Education in Sao Tome and Principe has seen drastic changes due to increased funding from the World Bank, other foreign aid and a revised government budget. In the past, the government paid little attention to the education system, illustrated by the small budget for compulsory education, limited to the primary level. The education system is heavily dependent on foreign aid to cover the costs of books, curriculum development and teacher salaries. In addition, teachers are underpaid. Teachers must rely on the Minister of Education to enhance their skills, learn the modern curriculum and earn decent wages.
However, the biggest problem is low enrollment in secondary and tertiary schools. Although the first six years in primary school are free, there is a huge drop in enrollment into secondary school and tertiary institutions. In 2001, there were only 183 college students enrolled, ranking Sao Tome 196 out of 200 in college enrollment in world rankings.

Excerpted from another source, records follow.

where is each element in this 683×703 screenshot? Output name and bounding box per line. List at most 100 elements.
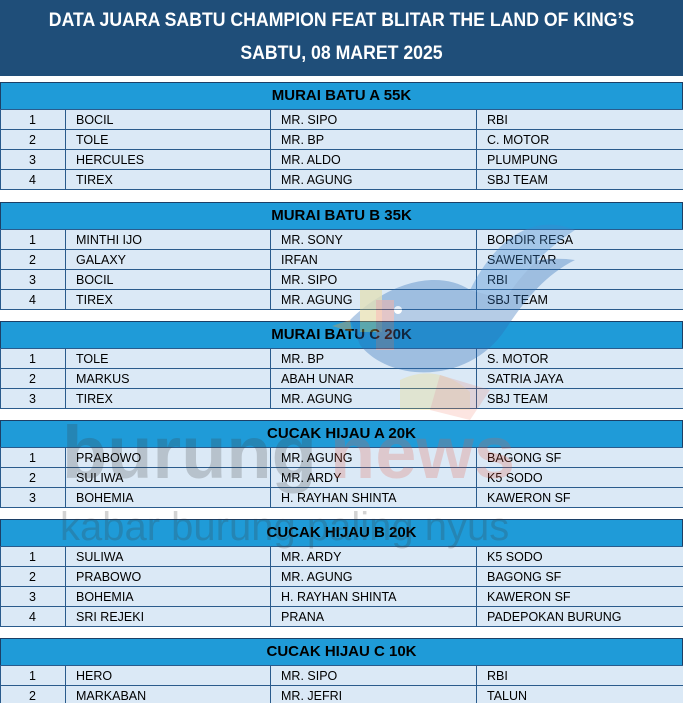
bird-name-cell: TIREX xyxy=(65,388,271,409)
bird-name-cell: BOCIL xyxy=(65,269,271,290)
table-row: 4 TIREX MR. AGUNG SBJ TEAM xyxy=(0,289,683,310)
bird-name-cell: BOCIL xyxy=(65,109,271,130)
category-block: MURAI BATU A 55K 1 BOCIL MR. SIPO RBI 2 TOLE MR… xyxy=(0,82,683,190)
team-cell: K5 SODO xyxy=(476,467,683,488)
results-table: 1 TOLE MR. BP S. MOTOR 2 MARKUS ABAH UNAR SATRI… xyxy=(0,348,683,409)
bird-name-cell: BOHEMIA xyxy=(65,586,271,607)
owner-cell: MR. SONY xyxy=(270,229,477,250)
table-row: 1 HERO MR. SIPO RBI xyxy=(0,665,683,686)
bird-name-cell: SRI REJEKI xyxy=(65,606,271,627)
table-row: 2 MARKUS ABAH UNAR SATRIA JAYA xyxy=(0,368,683,389)
team-cell: KAWERON SF xyxy=(476,487,683,508)
owner-cell: MR. SIPO xyxy=(270,109,477,130)
table-row: 3 TIREX MR. AGUNG SBJ TEAM xyxy=(0,388,683,409)
table-row: 2 GALAXY IRFAN SAWENTAR xyxy=(0,249,683,270)
team-cell: PADEPOKAN BURUNG xyxy=(476,606,683,627)
owner-cell: MR. SIPO xyxy=(270,269,477,290)
rank-cell: 3 xyxy=(0,388,66,409)
team-cell: RBI xyxy=(476,269,683,290)
owner-cell: H. RAYHAN SHINTA xyxy=(270,487,477,508)
team-cell: BORDIR RESA xyxy=(476,229,683,250)
bird-name-cell: TIREX xyxy=(65,289,271,310)
bird-name-cell: TOLE xyxy=(65,129,271,150)
page-date: SABTU, 08 MARET 2025 xyxy=(240,43,443,64)
bird-name-cell: TIREX xyxy=(65,169,271,190)
bird-name-cell: HERO xyxy=(65,665,271,686)
team-cell: RBI xyxy=(476,665,683,686)
team-cell: SBJ TEAM xyxy=(476,388,683,409)
category-title: MURAI BATU B 35K xyxy=(0,202,683,229)
owner-cell: MR. AGUNG xyxy=(270,169,477,190)
table-row: 3 BOCIL MR. SIPO RBI xyxy=(0,269,683,290)
owner-cell: MR. AGUNG xyxy=(270,289,477,310)
bird-name-cell: GALAXY xyxy=(65,249,271,270)
bird-name-cell: PRABOWO xyxy=(65,447,271,468)
table-row: 1 PRABOWO MR. AGUNG BAGONG SF xyxy=(0,447,683,468)
rank-cell: 3 xyxy=(0,149,66,170)
owner-cell: H. RAYHAN SHINTA xyxy=(270,586,477,607)
results-table: 1 HERO MR. SIPO RBI 2 MARKABAN MR. JEFRI TALUN xyxy=(0,665,683,703)
owner-cell: MR. ARDY xyxy=(270,467,477,488)
bird-name-cell: SULIWA xyxy=(65,467,271,488)
team-cell: TALUN xyxy=(476,685,683,703)
rank-cell: 1 xyxy=(0,229,66,250)
team-cell: KAWERON SF xyxy=(476,586,683,607)
table-row: 4 SRI REJEKI PRANA PADEPOKAN BURUNG xyxy=(0,606,683,627)
category-title: CUCAK HIJAU A 20K xyxy=(0,420,683,447)
owner-cell: MR. BP xyxy=(270,348,477,369)
table-row: 2 PRABOWO MR. AGUNG BAGONG SF xyxy=(0,566,683,587)
team-cell: SAWENTAR xyxy=(476,249,683,270)
rank-cell: 2 xyxy=(0,129,66,150)
owner-cell: ABAH UNAR xyxy=(270,368,477,389)
results-table: 1 SULIWA MR. ARDY K5 SODO 2 PRABOWO MR. AGUNG B… xyxy=(0,546,683,627)
bird-name-cell: SULIWA xyxy=(65,546,271,567)
rank-cell: 3 xyxy=(0,586,66,607)
category-block: MURAI BATU B 35K 1 MINTHI IJO MR. SONY BORDI… xyxy=(0,202,683,310)
table-row: 3 BOHEMIA H. RAYHAN SHINTA KAWERON SF xyxy=(0,586,683,607)
owner-cell: MR. ARDY xyxy=(270,546,477,567)
results-table: 1 BOCIL MR. SIPO RBI 2 TOLE MR. BP C. MOTOR 3 HER… xyxy=(0,109,683,190)
rank-cell: 2 xyxy=(0,566,66,587)
rank-cell: 1 xyxy=(0,546,66,567)
owner-cell: IRFAN xyxy=(270,249,477,270)
owner-cell: PRANA xyxy=(270,606,477,627)
team-cell: RBI xyxy=(476,109,683,130)
team-cell: K5 SODO xyxy=(476,546,683,567)
table-row: 2 TOLE MR. BP C. MOTOR xyxy=(0,129,683,150)
rank-cell: 4 xyxy=(0,289,66,310)
page-title: DATA JUARA SABTU CHAMPION FEAT BLITAR TH… xyxy=(48,10,635,31)
category-block: MURAI BATU C 20K 1 TOLE MR. BP S. MOTOR 2 MARK… xyxy=(0,321,683,409)
rank-cell: 2 xyxy=(0,685,66,703)
page-header: DATA JUARA SABTU CHAMPION FEAT BLITAR TH… xyxy=(0,0,683,76)
owner-cell: MR. SIPO xyxy=(270,665,477,686)
category-title: CUCAK HIJAU B 20K xyxy=(0,519,683,546)
table-row: 2 MARKABAN MR. JEFRI TALUN xyxy=(0,685,683,703)
bird-name-cell: HERCULES xyxy=(65,149,271,170)
team-cell: BAGONG SF xyxy=(476,566,683,587)
rank-cell: 2 xyxy=(0,368,66,389)
rank-cell: 4 xyxy=(0,606,66,627)
rank-cell: 3 xyxy=(0,487,66,508)
rank-cell: 2 xyxy=(0,249,66,270)
owner-cell: MR. AGUNG xyxy=(270,566,477,587)
owner-cell: MR. ALDO xyxy=(270,149,477,170)
rank-cell: 1 xyxy=(0,348,66,369)
category-title: CUCAK HIJAU C 10K xyxy=(0,638,683,665)
rank-cell: 1 xyxy=(0,665,66,686)
table-row: 4 TIREX MR. AGUNG SBJ TEAM xyxy=(0,169,683,190)
table-row: 1 SULIWA MR. ARDY K5 SODO xyxy=(0,546,683,567)
results-table: 1 PRABOWO MR. AGUNG BAGONG SF 2 SULIWA MR. ARD… xyxy=(0,447,683,508)
table-row: 3 BOHEMIA H. RAYHAN SHINTA KAWERON SF xyxy=(0,487,683,508)
rank-cell: 1 xyxy=(0,109,66,130)
bird-name-cell: MARKABAN xyxy=(65,685,271,703)
rank-cell: 3 xyxy=(0,269,66,290)
table-row: 3 HERCULES MR. ALDO PLUMPUNG xyxy=(0,149,683,170)
team-cell: S. MOTOR xyxy=(476,348,683,369)
category-block: CUCAK HIJAU B 20K 1 SULIWA MR. ARDY K5 SODO 2… xyxy=(0,519,683,627)
team-cell: C. MOTOR xyxy=(476,129,683,150)
bird-name-cell: MINTHI IJO xyxy=(65,229,271,250)
rank-cell: 4 xyxy=(0,169,66,190)
team-cell: BAGONG SF xyxy=(476,447,683,468)
category-block: CUCAK HIJAU A 20K 1 PRABOWO MR. AGUNG BAGONG… xyxy=(0,420,683,508)
owner-cell: MR. AGUNG xyxy=(270,388,477,409)
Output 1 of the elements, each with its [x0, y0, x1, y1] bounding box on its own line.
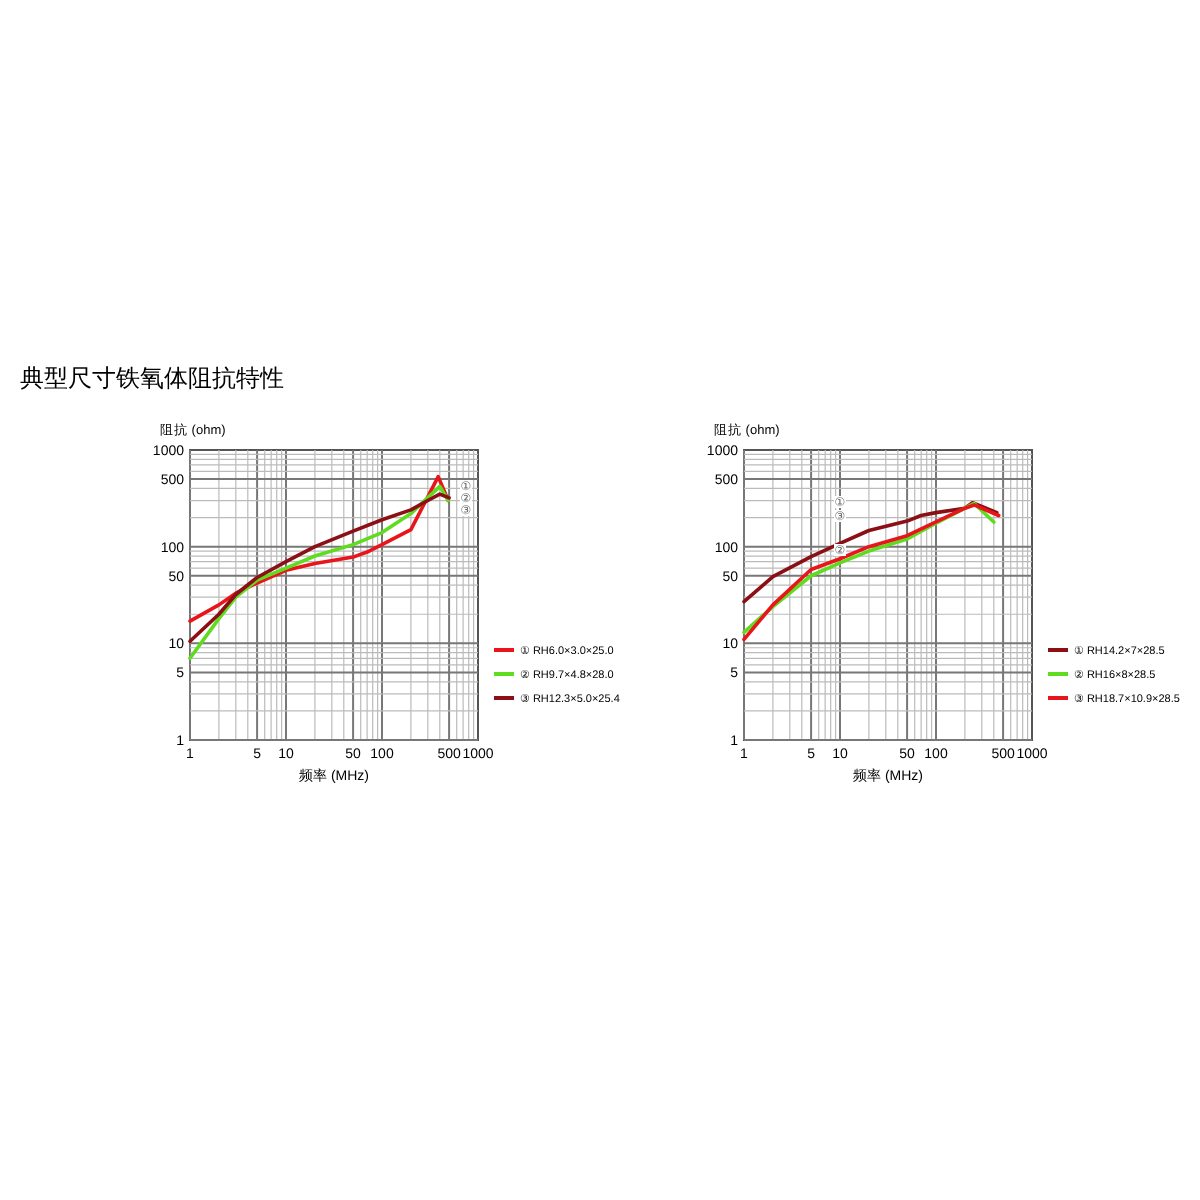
chart-title: 典型尺寸铁氧体阻抗特性: [20, 364, 284, 392]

The numbers may be discouraging, but in 2012, the government proposed its School+ project, which is aimed to provide more access to education and enhance the quality of education. In addition, activities like workshops and indoor sports centers were opened in October 2012 to help strengthen the components of sports, visual education, and art classes. Updated curriculum for secondary schools, the introduction of the 12th grade, vocational training, availability of books, and additional training projects for teachers were also part of the project.
The government also proposed an educational sector plan and an Educational Policy Charter for 2012-2020, outlining future plans. The main objective is to provide 12 years of free, quality education to all students. Further goals are to develop quality higher education facilities, integrate the needs of the labor market into higher education, offer high-level training for teachers and ensure effective management of the sector.
In 2007, Sao Tome saw a steady decline in the gross primary enrollment rate. But since the implementation of the education plan starting in 2012, the number has slowly increased. Adult literacy rates have also seen improvements due to the new sector plans. In 200,1 the literacy rate was approximately 85 percent, and by 2015 it had increased to about 92 percent. Other improvements of education in Sao Tome and Principe could be from the $3.5 million World Bank grant to expand training for primary school teachers and to allow training for preschool teachers.
Currently, almost every child is enrolled in primary school, and with a new grant from the International Development Association, 267 primary teachers have received training, covering almost every unqualified primary education teacher in the country. In the past, education in Sao Tome and Principe was never a priority. But, the implementation of several new education plans and foreign funding has put education front and center.